Organizer: Dominic T. Schickentanz (Paderborn University)

Persistence of Strongly Correlated Stationary Gaussian fields: From Universal Probability Decay to Entropic Repulsion

Ohad Noy Feldheim

We study the persistence event (i.e., the event that the field remains positive on a large ball) for stationary Gaussian fields on \(\mathbb{R}^d\) or \(\mathbb{Z}^d\), whose correlation function is non-summable and asymptotically positively correlated (a spectral singularity at the origin).

Firstly, we give precise log-asymptotics for the persistence probability in terms of capacity, expressed in terms of the order of the singularity at the origin.
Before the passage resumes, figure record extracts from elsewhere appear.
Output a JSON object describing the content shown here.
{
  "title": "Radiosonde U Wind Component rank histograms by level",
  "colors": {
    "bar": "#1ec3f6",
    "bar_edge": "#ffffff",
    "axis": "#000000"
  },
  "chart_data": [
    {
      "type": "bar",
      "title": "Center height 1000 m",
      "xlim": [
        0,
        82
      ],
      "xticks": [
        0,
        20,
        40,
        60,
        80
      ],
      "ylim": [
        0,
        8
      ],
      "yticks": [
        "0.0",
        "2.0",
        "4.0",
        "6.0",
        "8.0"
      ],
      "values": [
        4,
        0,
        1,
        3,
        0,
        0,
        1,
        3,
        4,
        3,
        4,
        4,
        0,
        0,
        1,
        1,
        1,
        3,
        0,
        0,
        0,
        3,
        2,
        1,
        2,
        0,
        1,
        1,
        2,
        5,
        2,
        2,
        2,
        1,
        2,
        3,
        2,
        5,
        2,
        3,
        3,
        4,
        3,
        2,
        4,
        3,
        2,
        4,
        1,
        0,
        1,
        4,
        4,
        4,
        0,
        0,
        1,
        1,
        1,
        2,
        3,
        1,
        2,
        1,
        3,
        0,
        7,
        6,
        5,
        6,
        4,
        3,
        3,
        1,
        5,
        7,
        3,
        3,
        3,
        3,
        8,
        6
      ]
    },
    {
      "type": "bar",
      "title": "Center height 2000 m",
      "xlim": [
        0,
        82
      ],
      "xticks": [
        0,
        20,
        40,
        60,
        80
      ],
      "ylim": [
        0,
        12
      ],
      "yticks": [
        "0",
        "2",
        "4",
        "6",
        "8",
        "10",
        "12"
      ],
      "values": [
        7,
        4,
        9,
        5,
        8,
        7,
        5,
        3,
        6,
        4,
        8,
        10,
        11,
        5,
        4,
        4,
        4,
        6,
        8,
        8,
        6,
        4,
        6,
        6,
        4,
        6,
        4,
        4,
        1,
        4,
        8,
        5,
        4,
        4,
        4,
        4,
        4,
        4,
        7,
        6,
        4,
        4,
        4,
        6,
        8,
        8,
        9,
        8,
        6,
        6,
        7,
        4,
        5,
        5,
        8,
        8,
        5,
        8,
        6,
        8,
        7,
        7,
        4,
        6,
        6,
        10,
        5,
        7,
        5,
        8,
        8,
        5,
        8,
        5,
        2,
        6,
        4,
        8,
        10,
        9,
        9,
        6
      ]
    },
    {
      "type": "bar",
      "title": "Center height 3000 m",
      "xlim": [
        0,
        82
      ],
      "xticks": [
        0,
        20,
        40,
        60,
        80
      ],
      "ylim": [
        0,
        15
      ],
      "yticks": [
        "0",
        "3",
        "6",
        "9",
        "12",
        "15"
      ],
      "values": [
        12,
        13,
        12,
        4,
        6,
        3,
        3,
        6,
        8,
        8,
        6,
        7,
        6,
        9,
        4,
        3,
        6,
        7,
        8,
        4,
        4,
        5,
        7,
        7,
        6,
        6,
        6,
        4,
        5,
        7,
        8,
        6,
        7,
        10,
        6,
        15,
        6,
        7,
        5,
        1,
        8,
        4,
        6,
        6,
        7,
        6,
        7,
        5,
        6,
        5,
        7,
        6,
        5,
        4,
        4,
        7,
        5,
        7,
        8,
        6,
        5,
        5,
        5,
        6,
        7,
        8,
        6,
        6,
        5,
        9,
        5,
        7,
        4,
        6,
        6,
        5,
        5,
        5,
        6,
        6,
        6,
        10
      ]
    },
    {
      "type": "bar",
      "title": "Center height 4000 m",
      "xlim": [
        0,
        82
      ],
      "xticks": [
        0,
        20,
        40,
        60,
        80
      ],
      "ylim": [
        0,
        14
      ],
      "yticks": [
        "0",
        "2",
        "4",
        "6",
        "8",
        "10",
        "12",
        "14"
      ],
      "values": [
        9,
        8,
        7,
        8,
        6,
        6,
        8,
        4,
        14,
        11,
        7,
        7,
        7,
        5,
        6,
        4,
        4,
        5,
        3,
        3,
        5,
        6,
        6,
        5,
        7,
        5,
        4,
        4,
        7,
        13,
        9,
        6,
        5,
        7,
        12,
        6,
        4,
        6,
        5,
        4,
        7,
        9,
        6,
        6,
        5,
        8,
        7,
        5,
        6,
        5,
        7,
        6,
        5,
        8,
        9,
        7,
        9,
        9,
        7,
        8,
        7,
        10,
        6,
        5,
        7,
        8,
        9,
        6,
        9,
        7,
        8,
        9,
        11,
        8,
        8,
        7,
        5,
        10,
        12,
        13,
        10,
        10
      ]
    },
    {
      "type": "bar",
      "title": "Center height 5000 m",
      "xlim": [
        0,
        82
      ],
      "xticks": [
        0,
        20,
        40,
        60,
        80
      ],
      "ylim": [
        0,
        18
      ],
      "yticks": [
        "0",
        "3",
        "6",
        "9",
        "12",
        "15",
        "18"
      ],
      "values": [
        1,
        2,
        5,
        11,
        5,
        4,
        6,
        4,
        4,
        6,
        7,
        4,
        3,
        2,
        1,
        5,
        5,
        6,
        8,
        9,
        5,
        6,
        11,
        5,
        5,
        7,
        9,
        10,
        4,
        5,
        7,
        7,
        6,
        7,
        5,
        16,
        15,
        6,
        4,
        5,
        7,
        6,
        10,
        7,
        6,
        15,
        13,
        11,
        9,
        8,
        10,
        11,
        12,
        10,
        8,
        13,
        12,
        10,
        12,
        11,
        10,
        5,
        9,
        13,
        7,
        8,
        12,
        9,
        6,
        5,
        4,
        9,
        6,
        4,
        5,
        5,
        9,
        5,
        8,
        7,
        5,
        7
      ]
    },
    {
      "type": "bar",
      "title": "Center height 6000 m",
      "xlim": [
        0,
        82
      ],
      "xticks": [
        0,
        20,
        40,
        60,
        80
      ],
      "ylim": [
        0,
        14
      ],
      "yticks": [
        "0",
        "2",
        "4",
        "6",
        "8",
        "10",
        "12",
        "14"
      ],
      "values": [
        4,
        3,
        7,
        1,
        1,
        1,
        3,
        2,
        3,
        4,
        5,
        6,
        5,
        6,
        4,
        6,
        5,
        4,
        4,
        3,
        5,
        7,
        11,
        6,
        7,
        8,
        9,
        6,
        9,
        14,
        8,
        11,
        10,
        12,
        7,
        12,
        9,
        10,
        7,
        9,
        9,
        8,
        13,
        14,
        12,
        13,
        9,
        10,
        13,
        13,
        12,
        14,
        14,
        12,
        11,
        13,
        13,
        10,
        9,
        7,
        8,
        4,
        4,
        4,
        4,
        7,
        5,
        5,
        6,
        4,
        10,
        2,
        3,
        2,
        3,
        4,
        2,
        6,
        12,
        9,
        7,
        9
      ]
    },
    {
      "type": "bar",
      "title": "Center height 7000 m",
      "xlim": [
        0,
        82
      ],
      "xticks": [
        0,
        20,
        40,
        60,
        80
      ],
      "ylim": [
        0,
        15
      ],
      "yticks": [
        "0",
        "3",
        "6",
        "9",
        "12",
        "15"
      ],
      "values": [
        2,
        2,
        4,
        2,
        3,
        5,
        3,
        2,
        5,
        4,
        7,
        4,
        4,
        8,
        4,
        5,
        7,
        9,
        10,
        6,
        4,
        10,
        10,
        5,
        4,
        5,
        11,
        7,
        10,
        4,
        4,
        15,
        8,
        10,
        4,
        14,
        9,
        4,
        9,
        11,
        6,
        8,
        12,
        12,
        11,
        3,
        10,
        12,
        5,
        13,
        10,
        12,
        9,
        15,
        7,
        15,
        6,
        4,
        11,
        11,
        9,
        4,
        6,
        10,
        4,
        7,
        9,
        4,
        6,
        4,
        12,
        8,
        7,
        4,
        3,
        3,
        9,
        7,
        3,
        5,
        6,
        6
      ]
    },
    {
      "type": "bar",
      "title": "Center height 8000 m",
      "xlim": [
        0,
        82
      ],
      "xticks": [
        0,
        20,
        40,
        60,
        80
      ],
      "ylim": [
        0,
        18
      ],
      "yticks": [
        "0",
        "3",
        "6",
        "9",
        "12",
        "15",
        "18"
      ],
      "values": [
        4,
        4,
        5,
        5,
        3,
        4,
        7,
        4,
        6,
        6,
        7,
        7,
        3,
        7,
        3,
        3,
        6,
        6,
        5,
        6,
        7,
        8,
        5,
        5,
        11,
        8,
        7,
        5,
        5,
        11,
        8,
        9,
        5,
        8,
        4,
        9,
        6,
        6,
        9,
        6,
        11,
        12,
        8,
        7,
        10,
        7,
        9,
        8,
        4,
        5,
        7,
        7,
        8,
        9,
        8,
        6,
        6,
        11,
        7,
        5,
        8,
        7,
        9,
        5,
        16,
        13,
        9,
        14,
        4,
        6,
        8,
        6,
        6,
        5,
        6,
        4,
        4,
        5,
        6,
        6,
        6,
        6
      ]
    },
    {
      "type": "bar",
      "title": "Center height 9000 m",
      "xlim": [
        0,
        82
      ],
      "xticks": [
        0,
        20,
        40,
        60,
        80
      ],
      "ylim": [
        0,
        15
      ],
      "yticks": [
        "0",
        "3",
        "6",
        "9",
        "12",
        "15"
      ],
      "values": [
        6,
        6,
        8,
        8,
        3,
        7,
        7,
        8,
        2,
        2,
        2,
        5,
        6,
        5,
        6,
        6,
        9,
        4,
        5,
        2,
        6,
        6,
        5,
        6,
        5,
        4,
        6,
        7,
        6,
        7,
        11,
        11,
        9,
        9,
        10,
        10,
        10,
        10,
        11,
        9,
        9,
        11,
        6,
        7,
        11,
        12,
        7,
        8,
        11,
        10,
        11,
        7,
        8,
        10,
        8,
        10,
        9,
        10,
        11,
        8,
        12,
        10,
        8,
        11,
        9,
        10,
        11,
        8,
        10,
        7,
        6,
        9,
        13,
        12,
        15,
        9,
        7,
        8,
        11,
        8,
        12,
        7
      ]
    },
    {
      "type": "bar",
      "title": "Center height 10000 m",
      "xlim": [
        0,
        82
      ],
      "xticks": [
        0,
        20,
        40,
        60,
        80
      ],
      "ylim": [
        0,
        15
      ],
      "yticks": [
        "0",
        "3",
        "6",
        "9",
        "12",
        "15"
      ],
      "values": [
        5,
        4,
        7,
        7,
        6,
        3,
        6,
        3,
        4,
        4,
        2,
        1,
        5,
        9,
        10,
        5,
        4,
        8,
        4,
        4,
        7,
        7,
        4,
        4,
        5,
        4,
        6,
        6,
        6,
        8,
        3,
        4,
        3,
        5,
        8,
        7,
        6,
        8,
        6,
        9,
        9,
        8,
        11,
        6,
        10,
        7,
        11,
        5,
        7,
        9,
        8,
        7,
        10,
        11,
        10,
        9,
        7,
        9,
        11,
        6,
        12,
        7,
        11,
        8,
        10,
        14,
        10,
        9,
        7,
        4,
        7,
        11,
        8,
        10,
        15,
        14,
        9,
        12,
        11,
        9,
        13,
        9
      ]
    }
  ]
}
We then establish that the field conditioned to persist is propelled to height \(C\sqrt{\log T}\) and takes the shape of a deterministic function (the “equilibrium potential”).

This generalises a classical result of Bolthausen, Deuschel and Zeitouni for the Gaussian free field (GFF) on \(\mathbb{Z}^d\), \(d \ge 3\), to a wide class of Gaussian fields with spectral singularity, showing that both the leading order of persistence probability decay and entropic repulsion are, in a sense, universal, depending only on the order of the spectral singularity.